With relatively little fanfare, the World Report on Ageing and Health (iti.ms/1jzmaa4), one of the most important World Health Organisation (WHO) documents in recent years, was launched in New York last week. It represents an historic change of emphasis for an organisation whose focus, in the past, centred largely on infectious disease and childhood.
However, in a changing world with reduced child mortality and a major shift in disease patterns, noncommunicable diseases such as heart disease, stroke, cancer and traffic accidents now represent the major threat to global health.

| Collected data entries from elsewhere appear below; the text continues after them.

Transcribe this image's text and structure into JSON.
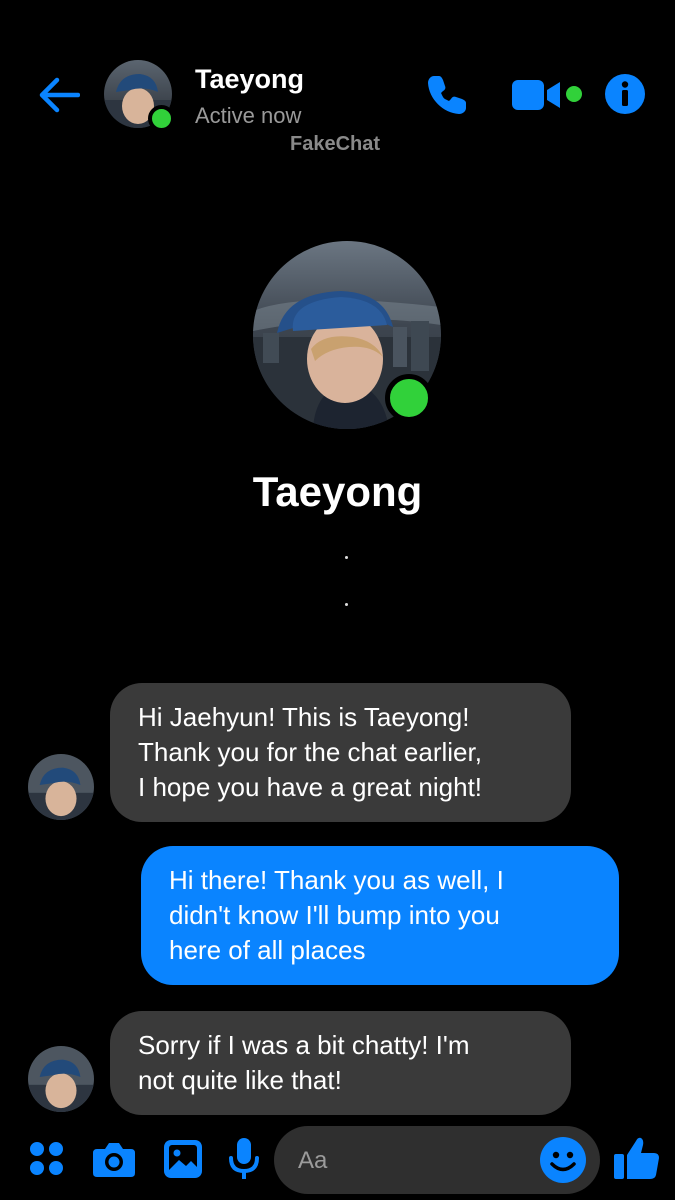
{
  "header": {
    "contact_name": "Taeyong",
    "status": "Active now",
    "watermark": "FakeChat",
    "back_icon": "arrow-left-icon",
    "call_icon": "phone-icon",
    "video_icon": "video-camera-icon",
    "info_icon": "info-icon"
  },
  "profile": {
    "name": "Taeyong"
  },
  "messages": [
    {
      "direction": "incoming",
      "lines": [
        "Hi Jaehyun! This is Taeyong!",
        "Thank you for the chat earlier,",
        "I hope you have a great night!"
      ]
    },
    {
      "direction": "outgoing",
      "lines": [
        "Hi there! Thank you as well, I",
        "didn't know I'll bump into you",
        "here of all places"
      ]
    },
    {
      "direction": "incoming",
      "lines": [
        "Sorry if I was a bit chatty! I'm",
        "not quite like that!"
      ]
    }
  ],
  "composer": {
    "placeholder": "Aa",
    "icons": [
      "apps-icon",
      "camera-icon",
      "image-icon",
      "microphone-icon",
      "emoji-icon",
      "thumbs-up-icon"
    ]
  },
  "colors": {
    "accent": "#0a84ff",
    "online": "#31d13a",
    "incoming_bubble": "#3a3a3a",
    "background": "#000000"
  }
}
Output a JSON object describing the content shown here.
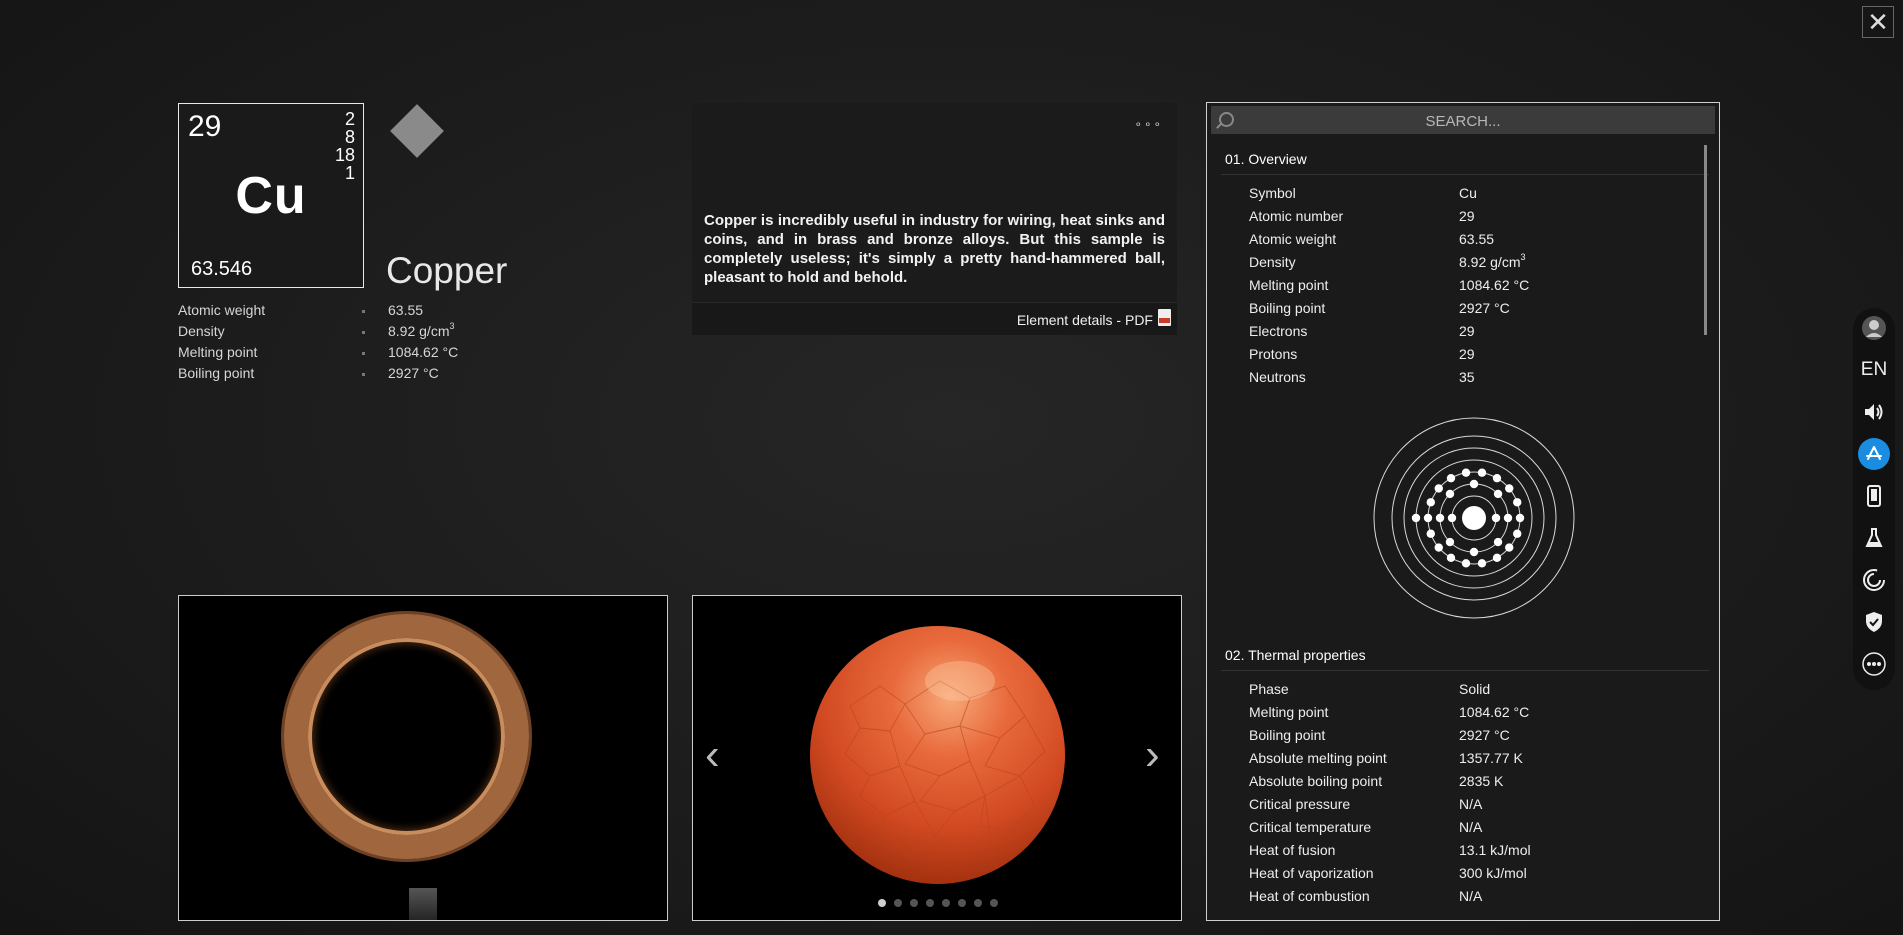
{
  "close_label": "✕",
  "element": {
    "number": "29",
    "shells": [
      "2",
      "8",
      "18",
      "1"
    ],
    "symbol": "Cu",
    "weight": "63.546",
    "name": "Copper"
  },
  "summary": [
    {
      "label": "Atomic weight",
      "value": "63.55"
    },
    {
      "label": "Density",
      "value": "8.92 g/cm",
      "sup": "3"
    },
    {
      "label": "Melting point",
      "value": "1084.62 °C"
    },
    {
      "label": "Boiling point",
      "value": "2927 °C"
    }
  ],
  "description": {
    "menu": "∘∘∘",
    "text": "Copper is incredibly useful in industry for wiring, heat sinks and coins, and in brass and bronze alloys. But this sample is completely useless; it's simply a pretty hand-hammered ball, pleasant to hold and behold.",
    "pdf_label": "Element details - PDF"
  },
  "gallery": {
    "prev": "‹",
    "next": "›",
    "pages": 8,
    "active_page": 1
  },
  "panel": {
    "search_placeholder": "SEARCH...",
    "sections": [
      {
        "title": "01. Overview",
        "rows": [
          {
            "label": "Symbol",
            "value": "Cu"
          },
          {
            "label": "Atomic number",
            "value": "29"
          },
          {
            "label": "Atomic weight",
            "value": "63.55"
          },
          {
            "label": "Density",
            "value": "8.92 g/cm",
            "sup": "3"
          },
          {
            "label": "Melting point",
            "value": "1084.62 °C"
          },
          {
            "label": "Boiling point",
            "value": "2927 °C"
          },
          {
            "label": "Electrons",
            "value": "29"
          },
          {
            "label": "Protons",
            "value": "29"
          },
          {
            "label": "Neutrons",
            "value": "35"
          }
        ]
      },
      {
        "title": "02. Thermal properties",
        "rows": [
          {
            "label": "Phase",
            "value": "Solid"
          },
          {
            "label": "Melting point",
            "value": "1084.62 °C"
          },
          {
            "label": "Boiling point",
            "value": "2927 °C"
          },
          {
            "label": "Absolute melting point",
            "value": "1357.77 K"
          },
          {
            "label": "Absolute boiling point",
            "value": "2835 K"
          },
          {
            "label": "Critical pressure",
            "value": "N/A"
          },
          {
            "label": "Critical temperature",
            "value": "N/A"
          },
          {
            "label": "Heat of fusion",
            "value": "13.1 kJ/mol"
          },
          {
            "label": "Heat of vaporization",
            "value": "300 kJ/mol"
          },
          {
            "label": "Heat of combustion",
            "value": "N/A"
          }
        ]
      }
    ]
  },
  "sidebar": {
    "lang": "EN",
    "items": [
      "avatar-icon",
      "language-button",
      "speaker-icon",
      "app-store-icon",
      "phone-icon",
      "flask-icon",
      "spiral-icon",
      "shield-check-icon",
      "more-icon"
    ],
    "accent": "#1a8de0"
  }
}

In addition, although ageing is often perceived as an issue for the developed world thanks to advances in social conditions and public health, for more than a decade the majority of older people now live in low- and middle-income countries.
This increase in longevity is a major advance comparable to the fall in child mortality in the early years of the 20th century. However, it has not brought in its train either a significant global support apparatus, such as we see with Unicef for children, or the same widespread recognition that the healthcare needs of older people require specialist approaches analogous to paediatrics for children.
Indeed, in striking contrast to the warm welcome for the reduction in child mortality – few spoke of the advance in terms of a demographic time bomb or as a drain in terms of resources – the reception for our increase in lifespan has been more muted, largely through unthinking ageism and short-sightedness.
Demolish the myths
So, a main challenge of this report was to demolish many of the encrusted myths surrounding ageing and, in particular, to direct this towards a readership in many countries in which not only mass ageing into later life is a relatively new phenomenon but where few in positions of influence in government and healthcare are versed in gerontology, the sciences of ageing.
In a report that is both wide-ranging and concise, the authors establish the concept of the longevity dividend, the increasing evidence that we have gained hugely from this increase in our lifespan. For example, in the UK older people make a net contribution of £40 billion (€54 billion) to the economy.
The key barrier to realising this longevity dividend arises from chronic disease and inequitable health systems rather than from ageing. This is elegantly illustrated in the disparity between increasingly ablebodied older people in the developed world and higher levels of disability among older people in low- and middle-income countries.
We are then led through the elements that make healthcare for older people different, including increased diversity with age: there is no typical older person. This diversity is not random, but fuelled by income, health services, environment and inequality, all factors amenable to change. We are also reminded that old age is not synonymous with dependence, either physical or economic.
A further myth is that the ageing of our populations is a major drain on our healthcare resources: to date this has not been established. For example, in the US between 1940 and 1990 – a period of significantly faster population ageing than has occurred since – ageing contributed only about 2 per cent to the increase in health expenditures, while technology- related changes were responsible for between 38 per cent and 65 per cent.
These arguments built convincingly to the proposition that expenditure in older populations is an investment, not a cost. Using a bottom-up approach from the experiences of older people and carers around the world, the four elements of a new public health approach to our ageing society are presented: aligning health systems to the older populations they now serve; developing systems of long-term care; creating age-friendly environments; and improving measurement, monitoring and understanding of age-related disease and disability.
These changes all rely on a major investment in training and education in gerontology, geriatric medicine, old-age psychiatry and gerontological nursing in the health system. Ireland has made strides in some of these areas, in addition to the 2013 national strategy on ageing and the activities of Age-Friendly Ireland to develop age-friendly communities, but this report is a wake-up call to redouble our efforts. Just as the report should influence other UN activities, we should also insist on synergies between Irish overseas aid and ageing programmes to ensure that we too play our part in nurturing the global longevity dividend. Des O'Neill is a consultant physician in geriatric and stroke medicine and a professor of medical gerontology at Trinity College Dublin and Tallaght hospital. He is a former president of the European Union Geriatric Medicine Society and was an external reviewer for some chapters of the WHO report. A version of this column appeared as a BMJ blog.